We then pass through a clump of those lovely great tree-ferns.

The way their young fronds come up with a graceful curl, like the top of a bishop's staff, is a poem; but being at present fractious, I will observe that they are covered with horrid spines, as most young vegetables are in Africa. But talking about spines, I should remark that nothing save that precious climbing palm - I never like to say what I feel about climbing palms, because one once saved my life - equals the strong bush rope which abounds here. It is covered with short, strong, curved thorns. It creeps along concealed by decorative vegetation, and you get your legs twined in it, and of course injured. It festoons itself from tree to tree, and when your mind is set on other things, catches you under the chin, and gives you the appearance of having made a determined but ineffectual attempt to cut your throat with a saw. It whisks your hat off and grabs your clothes, and commits other iniquities too numerous to catalogue here. Years and years that bush rope will wait for a man's blood, and when he comes within reach it will have it.

We are well down now among the tree-stems grown over with rich soft green moss and delicate filmy-ferns. I should think that for a botanist these south-eastern slopes of Mungo Mah Lobeh would be the happiest hunting grounds in all West Africa.

The vegetation here is at the point of its supreme luxuriance, owing to the richness of the soil; the leaves of trees and plants I recognise as having seen elsewhere are here far larger, and the undergrowth particularly is more rich and varied, far and away. Ferns seem to find here a veritable paradise. Everything, in fact, is growing at its best.

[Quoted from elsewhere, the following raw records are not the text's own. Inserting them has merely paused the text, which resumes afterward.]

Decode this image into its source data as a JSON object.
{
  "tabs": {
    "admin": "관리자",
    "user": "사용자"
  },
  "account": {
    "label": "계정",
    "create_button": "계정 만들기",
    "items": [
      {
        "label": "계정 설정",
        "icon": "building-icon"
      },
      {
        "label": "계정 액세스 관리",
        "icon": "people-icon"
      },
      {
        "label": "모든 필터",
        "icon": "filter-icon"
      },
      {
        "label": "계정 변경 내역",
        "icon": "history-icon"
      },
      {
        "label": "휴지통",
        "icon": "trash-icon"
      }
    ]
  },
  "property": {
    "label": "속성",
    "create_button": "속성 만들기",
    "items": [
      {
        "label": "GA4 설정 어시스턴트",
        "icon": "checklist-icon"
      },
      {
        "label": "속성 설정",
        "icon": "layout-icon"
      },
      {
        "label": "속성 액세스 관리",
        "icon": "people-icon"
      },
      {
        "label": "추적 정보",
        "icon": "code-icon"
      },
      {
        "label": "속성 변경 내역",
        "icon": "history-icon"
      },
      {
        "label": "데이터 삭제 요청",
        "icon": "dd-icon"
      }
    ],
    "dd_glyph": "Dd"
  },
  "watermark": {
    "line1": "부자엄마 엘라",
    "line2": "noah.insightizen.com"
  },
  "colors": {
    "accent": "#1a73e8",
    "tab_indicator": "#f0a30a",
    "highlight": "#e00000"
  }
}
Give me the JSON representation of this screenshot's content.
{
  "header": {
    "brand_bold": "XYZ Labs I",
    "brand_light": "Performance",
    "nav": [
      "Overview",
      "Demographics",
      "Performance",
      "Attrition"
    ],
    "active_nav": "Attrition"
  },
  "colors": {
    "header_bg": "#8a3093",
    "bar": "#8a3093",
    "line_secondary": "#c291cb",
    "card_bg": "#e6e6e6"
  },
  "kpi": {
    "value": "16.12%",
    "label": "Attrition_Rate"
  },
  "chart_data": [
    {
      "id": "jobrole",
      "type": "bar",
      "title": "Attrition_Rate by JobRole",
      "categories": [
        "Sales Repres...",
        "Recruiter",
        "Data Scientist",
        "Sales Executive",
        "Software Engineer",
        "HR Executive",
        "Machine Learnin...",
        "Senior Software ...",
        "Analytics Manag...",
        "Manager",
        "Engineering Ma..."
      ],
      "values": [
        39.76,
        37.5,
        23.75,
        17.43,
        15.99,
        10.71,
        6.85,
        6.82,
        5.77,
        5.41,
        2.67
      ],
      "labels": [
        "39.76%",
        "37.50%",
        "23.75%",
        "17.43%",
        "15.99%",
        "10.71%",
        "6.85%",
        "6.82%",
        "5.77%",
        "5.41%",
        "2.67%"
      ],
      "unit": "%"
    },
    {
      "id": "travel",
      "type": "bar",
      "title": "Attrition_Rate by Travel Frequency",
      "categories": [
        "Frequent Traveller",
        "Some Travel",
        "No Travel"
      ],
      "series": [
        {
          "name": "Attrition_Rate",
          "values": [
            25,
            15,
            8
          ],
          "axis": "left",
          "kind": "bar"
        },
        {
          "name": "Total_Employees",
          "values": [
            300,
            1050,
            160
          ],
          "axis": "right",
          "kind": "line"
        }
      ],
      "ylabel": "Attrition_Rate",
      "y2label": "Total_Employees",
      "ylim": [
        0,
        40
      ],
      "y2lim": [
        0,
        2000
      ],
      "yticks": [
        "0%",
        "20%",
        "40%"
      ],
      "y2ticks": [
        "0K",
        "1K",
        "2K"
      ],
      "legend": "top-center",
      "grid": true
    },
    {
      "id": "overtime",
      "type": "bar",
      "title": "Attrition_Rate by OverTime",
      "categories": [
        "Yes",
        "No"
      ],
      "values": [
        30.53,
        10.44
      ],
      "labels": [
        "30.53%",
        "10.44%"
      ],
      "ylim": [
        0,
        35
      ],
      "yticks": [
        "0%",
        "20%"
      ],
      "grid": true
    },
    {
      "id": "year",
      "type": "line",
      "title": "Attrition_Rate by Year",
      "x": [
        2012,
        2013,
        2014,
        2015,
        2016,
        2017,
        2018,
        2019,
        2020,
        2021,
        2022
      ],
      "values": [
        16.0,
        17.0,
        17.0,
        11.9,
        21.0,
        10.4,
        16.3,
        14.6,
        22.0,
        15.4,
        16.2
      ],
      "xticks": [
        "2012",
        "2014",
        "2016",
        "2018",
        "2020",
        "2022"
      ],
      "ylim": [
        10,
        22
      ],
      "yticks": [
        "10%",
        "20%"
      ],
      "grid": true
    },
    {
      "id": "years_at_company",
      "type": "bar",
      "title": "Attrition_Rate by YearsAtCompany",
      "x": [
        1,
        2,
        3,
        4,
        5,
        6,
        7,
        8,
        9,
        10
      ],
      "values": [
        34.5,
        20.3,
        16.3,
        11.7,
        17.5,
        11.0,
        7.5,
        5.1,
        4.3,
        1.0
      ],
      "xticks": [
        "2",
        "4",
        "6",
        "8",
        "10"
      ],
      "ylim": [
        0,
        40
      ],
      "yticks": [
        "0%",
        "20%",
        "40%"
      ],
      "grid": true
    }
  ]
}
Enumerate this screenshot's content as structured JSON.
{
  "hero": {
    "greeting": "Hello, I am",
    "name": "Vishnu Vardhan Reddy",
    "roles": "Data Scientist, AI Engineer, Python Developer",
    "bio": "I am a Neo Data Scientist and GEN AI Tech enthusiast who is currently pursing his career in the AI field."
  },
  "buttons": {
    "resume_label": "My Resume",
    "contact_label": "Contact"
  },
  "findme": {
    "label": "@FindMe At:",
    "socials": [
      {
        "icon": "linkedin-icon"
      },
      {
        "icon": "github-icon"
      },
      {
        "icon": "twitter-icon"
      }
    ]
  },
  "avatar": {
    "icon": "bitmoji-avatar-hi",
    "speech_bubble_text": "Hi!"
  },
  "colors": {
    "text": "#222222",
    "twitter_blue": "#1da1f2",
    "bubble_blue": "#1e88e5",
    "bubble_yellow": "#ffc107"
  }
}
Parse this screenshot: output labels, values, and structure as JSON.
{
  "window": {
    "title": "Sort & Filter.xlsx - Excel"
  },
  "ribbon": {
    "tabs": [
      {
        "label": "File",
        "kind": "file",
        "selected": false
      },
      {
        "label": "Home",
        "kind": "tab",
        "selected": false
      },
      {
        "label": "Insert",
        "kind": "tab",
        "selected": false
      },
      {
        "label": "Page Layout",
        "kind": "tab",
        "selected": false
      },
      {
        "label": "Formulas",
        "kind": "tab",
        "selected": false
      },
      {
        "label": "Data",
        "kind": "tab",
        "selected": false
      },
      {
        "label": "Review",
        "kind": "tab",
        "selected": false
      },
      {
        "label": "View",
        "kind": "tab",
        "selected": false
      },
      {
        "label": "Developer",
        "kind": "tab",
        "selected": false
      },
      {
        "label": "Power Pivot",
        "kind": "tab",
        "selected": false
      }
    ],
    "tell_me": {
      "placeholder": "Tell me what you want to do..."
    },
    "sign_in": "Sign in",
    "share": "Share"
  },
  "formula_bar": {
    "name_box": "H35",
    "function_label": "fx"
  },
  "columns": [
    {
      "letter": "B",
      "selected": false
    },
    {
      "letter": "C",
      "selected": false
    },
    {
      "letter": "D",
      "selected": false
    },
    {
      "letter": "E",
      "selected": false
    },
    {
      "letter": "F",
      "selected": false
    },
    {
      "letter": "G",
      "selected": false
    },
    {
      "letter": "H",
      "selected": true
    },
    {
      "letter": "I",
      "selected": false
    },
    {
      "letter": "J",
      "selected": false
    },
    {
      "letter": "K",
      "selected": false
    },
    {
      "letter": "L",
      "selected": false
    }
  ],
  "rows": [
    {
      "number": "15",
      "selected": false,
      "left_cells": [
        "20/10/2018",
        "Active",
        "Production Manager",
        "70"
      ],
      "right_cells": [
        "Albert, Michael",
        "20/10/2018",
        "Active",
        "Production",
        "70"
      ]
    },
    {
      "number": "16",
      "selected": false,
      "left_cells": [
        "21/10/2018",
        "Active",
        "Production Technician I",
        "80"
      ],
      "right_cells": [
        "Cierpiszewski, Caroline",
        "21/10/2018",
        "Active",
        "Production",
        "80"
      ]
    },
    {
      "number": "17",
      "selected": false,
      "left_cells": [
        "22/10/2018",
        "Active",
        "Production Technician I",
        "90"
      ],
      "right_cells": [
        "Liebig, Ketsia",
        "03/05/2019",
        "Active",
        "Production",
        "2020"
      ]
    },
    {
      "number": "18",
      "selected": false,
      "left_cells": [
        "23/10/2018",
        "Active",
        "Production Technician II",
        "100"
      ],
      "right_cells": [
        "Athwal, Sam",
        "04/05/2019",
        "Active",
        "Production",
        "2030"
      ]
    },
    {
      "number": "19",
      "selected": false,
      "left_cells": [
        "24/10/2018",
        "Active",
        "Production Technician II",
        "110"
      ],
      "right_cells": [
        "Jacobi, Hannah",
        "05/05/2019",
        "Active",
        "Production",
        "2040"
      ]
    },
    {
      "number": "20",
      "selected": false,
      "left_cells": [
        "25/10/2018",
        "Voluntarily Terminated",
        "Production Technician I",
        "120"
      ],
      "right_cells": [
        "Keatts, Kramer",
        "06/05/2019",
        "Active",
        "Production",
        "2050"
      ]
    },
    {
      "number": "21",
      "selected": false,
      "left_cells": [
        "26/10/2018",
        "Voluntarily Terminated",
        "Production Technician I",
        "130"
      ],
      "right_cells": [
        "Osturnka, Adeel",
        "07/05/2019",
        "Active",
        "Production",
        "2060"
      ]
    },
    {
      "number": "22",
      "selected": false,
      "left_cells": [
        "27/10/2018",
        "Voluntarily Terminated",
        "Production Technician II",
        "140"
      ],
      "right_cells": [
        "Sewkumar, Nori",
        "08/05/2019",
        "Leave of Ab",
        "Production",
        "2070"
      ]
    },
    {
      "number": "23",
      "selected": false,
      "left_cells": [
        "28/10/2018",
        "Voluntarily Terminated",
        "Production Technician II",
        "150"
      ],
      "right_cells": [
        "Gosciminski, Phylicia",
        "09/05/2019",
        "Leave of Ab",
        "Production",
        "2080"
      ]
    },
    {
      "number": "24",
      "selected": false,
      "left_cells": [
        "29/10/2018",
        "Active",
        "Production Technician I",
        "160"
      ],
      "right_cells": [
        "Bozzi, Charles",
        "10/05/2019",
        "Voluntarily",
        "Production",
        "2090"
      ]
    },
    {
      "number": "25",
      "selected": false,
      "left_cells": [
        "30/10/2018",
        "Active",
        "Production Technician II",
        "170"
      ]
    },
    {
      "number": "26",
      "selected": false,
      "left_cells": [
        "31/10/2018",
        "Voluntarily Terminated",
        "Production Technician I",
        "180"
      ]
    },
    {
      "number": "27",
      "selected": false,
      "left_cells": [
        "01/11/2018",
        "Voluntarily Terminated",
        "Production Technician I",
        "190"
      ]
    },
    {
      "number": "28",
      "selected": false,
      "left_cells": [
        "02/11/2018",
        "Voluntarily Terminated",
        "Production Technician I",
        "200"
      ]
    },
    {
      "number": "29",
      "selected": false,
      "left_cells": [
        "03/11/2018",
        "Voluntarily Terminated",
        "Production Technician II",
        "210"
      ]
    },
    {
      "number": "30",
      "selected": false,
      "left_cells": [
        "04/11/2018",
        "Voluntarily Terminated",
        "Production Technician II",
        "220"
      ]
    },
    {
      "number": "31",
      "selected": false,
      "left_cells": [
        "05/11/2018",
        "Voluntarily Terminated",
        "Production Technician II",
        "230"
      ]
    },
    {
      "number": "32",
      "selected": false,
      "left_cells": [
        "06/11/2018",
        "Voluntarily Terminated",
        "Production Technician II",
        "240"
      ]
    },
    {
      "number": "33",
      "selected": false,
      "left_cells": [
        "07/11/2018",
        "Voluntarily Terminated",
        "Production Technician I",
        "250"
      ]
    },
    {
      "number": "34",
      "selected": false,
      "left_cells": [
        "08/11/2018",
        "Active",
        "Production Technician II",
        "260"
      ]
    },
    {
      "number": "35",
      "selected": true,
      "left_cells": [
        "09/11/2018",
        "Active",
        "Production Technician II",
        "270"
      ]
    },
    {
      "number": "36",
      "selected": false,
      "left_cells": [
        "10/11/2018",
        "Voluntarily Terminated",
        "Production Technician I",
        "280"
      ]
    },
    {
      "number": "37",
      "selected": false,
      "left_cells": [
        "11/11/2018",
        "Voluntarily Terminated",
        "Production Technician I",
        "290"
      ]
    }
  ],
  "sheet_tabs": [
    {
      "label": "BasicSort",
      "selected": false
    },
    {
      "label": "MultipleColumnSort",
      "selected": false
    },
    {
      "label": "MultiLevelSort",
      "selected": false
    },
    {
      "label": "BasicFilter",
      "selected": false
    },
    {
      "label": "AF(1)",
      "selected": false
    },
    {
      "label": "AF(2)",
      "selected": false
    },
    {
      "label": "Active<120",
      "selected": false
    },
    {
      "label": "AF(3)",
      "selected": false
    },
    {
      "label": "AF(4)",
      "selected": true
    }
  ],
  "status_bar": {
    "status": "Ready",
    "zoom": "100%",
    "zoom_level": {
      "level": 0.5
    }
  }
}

We come to another fallen tree over another hole; this tree we recognise as an old acquaintance near Buea, and I feel disgusted, for I had put on a clean blouse, and washed my hands in a tea-cupful of water in a cooking pot before leaving the forest camp, so as to look presentable on reaching Buea, and not give Herr Liebert the same trouble he had to recognise the white from the black members of the party that he said he had with the members of the first expedition to the peak; and all I have got to show for my exertion that is clean or anything like dry is one cuff over which I have been carrying a shawl.

We double round a corner by the stockade of the station's plantation, and are at the top of the mud glissade - the new Government path, I should say - that leads down into the barrack- yard.